DEFENSE: Trump didn’t pack the boxes
Some right-wing media figures have claimed that the former president lacks culpability because he supposedly didn’t pack the boxes himself.
Fox’s Sean Duffy asked, “Do you think that he went through the boxes at Mar-a-Lago? Do you think he knows what he had in those boxes? I don’t think he did."
Former White House spokesperson Ari Fleischer made the same claim on Fox, saying, “If President Trump himself did not pack up those boxes — if, as reported, GSA, the General Services Administration packed up the boxes, then it’s very hard to see culpability for the president.

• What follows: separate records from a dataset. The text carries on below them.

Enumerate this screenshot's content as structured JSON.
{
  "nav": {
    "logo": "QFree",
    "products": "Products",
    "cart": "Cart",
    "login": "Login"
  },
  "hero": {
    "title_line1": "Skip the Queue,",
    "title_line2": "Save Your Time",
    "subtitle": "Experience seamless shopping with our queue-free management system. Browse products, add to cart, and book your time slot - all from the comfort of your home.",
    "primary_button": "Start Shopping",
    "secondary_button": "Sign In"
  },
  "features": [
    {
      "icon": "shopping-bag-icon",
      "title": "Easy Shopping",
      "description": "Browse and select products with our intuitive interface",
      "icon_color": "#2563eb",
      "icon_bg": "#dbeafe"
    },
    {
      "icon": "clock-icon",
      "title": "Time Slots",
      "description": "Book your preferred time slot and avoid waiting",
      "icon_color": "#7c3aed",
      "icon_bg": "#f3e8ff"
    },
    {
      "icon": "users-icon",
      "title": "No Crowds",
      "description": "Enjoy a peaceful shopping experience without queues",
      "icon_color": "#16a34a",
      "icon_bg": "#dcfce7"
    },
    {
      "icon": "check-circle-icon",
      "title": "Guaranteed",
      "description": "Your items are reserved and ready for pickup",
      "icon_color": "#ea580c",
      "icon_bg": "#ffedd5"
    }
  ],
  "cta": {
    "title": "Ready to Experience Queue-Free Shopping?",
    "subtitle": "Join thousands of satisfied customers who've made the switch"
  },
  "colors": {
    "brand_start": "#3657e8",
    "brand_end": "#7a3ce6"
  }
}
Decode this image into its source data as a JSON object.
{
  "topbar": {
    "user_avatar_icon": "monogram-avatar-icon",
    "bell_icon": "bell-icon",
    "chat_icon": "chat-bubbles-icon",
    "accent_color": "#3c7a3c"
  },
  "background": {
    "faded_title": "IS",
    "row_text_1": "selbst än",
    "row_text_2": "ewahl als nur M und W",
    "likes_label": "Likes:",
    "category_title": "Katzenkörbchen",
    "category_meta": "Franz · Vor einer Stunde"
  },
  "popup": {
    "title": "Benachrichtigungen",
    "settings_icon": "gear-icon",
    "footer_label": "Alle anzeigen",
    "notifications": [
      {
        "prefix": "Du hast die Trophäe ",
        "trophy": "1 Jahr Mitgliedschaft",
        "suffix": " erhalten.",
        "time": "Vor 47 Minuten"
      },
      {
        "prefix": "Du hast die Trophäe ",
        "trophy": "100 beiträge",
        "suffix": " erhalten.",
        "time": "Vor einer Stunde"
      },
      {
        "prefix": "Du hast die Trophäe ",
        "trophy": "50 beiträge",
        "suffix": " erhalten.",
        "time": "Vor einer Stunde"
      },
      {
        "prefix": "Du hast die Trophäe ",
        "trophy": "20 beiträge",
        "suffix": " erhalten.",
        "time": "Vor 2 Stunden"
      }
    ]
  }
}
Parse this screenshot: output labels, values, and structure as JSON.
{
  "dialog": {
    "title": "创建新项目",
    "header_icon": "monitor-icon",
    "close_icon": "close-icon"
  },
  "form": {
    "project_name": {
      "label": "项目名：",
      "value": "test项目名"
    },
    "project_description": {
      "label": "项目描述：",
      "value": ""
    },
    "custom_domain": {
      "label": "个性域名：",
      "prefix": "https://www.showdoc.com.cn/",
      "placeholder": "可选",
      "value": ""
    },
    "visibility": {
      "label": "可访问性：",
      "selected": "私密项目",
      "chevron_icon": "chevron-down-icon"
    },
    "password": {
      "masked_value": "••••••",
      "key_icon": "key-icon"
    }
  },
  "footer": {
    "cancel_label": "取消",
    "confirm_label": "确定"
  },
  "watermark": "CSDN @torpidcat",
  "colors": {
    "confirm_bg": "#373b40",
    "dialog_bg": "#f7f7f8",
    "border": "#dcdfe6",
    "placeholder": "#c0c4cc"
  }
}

And I have it on reliable authority that Donald Trump himself never opened those boxes in Mar-a-Lago and has no idea what’s in them.”
INDICTMENT: Trump himself packed boxes
According to the indictment, “In January 2021, as he was preparing to leave the White House, Trump and his White House staff, including [Trump aide Walt] Nauta, packed items, including some of Trump’s boxes.” The indictment added, “Trump was personally involved in this process.”
DEFENSE: Nobody knows the proper declassification procedure anyway
On his radio show, Hannity downplayed potential obstruction of justice charges against Trump, and said: “I would argue, legally, he doesn't have any obligation to cooperate with, and nor can anyone give a real definition of whether or not, you know, exactly how one president is supposed to declassify the materials anyway.”
INDICTMENT: Trump admitted in an audio recording that he couldn’t declassify a document after he left office
The indictment reveals that Trump had knowledge of the proper declassification procedure. In an audio recording during a meeting he had with a writer and several other people, “Trump showed and described a ‘plan of attack’ that Trump said was prepared for him by the Department of Defense.”
Trump told them that the plan he was showing was “highly confidential” and “secret,” and said, “As president I could have declassified it,” but “now I can’t.”